- Ilirjana Alushaj
- Verena Stefanie
With Londoner Kara Messina's background in high-end fashion, it might surprise a few that her real interest is surrounding youth culture and the UK grime scene. Starting streetwear label Y'OH, Messina is, however, looking into recreating a vision of her own.
Why did you start a label?
I'm interested in fashion as a language. It's one of the most personal forms of communication. People want to belong to something and at the same time want to stand, to be part of a social group and the individual elevation from it. Fashion gives us the means to do so. Plus, subcultures are best documented and identified through fashion, so starting a label was really just a means of giving something back to the "street."
London and, specifically, its grime scene seems to have a big influence over your work so far...
London has allowed me to have friends from a vast range of backgrounds and ages; MCs, skaters, artists, and writers. No day is the same, and depending who I'm with, I am given access to so much knowledge. I am lucky to be consistently learning new stuff. And, yeah, I got a lot of love for grime. What I find most inspiring is the vibe. I rate that and wanted to support it. I wouldn't say there is a definite look as such. I'm liking the "younger" MCs style more so, maybe because it's most truthful to streetwear.
So what else inspires your cuts?
The '90s. North Face, Ralph Lauren, early hip-hop, the UK casual movement... oversize over skinny all day, every day.

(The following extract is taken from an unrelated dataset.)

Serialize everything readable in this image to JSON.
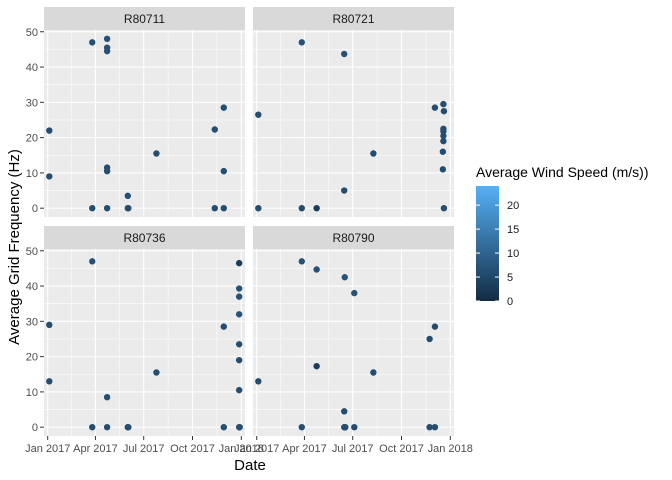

What about your choice in materials?
The African fabrics are at the heart of Y'OH. That's where everything started. I wanted to pay tribute to the checked shirt without using checked fabric. I think the African fabric fits into the same category as the check, camouflage, and leopard print. However, anytime it has been used in fashion before, people seem to do their own watered down version of it, and it loses its essence. As for the wax cotton, I love the fact that it gives streetwear that quality finish. I've used different weights in the collection, so the heavier weights tend to behave differently.
Being such a young label, you've already had one collaboration with the website Kids of Grime...
Yeah! I am blown away by Verena Stefanie's (Kids of Grime) photographs. I came across them when I was doing my research, and I would spend hours on her site. I asked her to collaborate with me on the Y'OH launch because I felt her pictures should be showcased at an exhibition, for people to see past the MCs photographed and appreciate them as art.
Who else would you like to collaborate with?
I'm very blessed to work with visual artist Really Dope (who designed the logo and labels), but of course there are brands—such as North Face, Barbour, Levi's—I'd like to work with, but I'm more interested in working with individuals outside of fashion, like grime MC Tempa T, film director Mike Leigh, and graphic designer Ben Drury.
Does your line reflect your personal style?
Yeah, if I was a boy, I most definitely wear all my clothes.
Would you then say you design with yourself or anyone else in mind?
No, no one in particular. I'm not really contrived like that. I'd like to see your average guy walking down the road in Y'OH styled how he would wear it.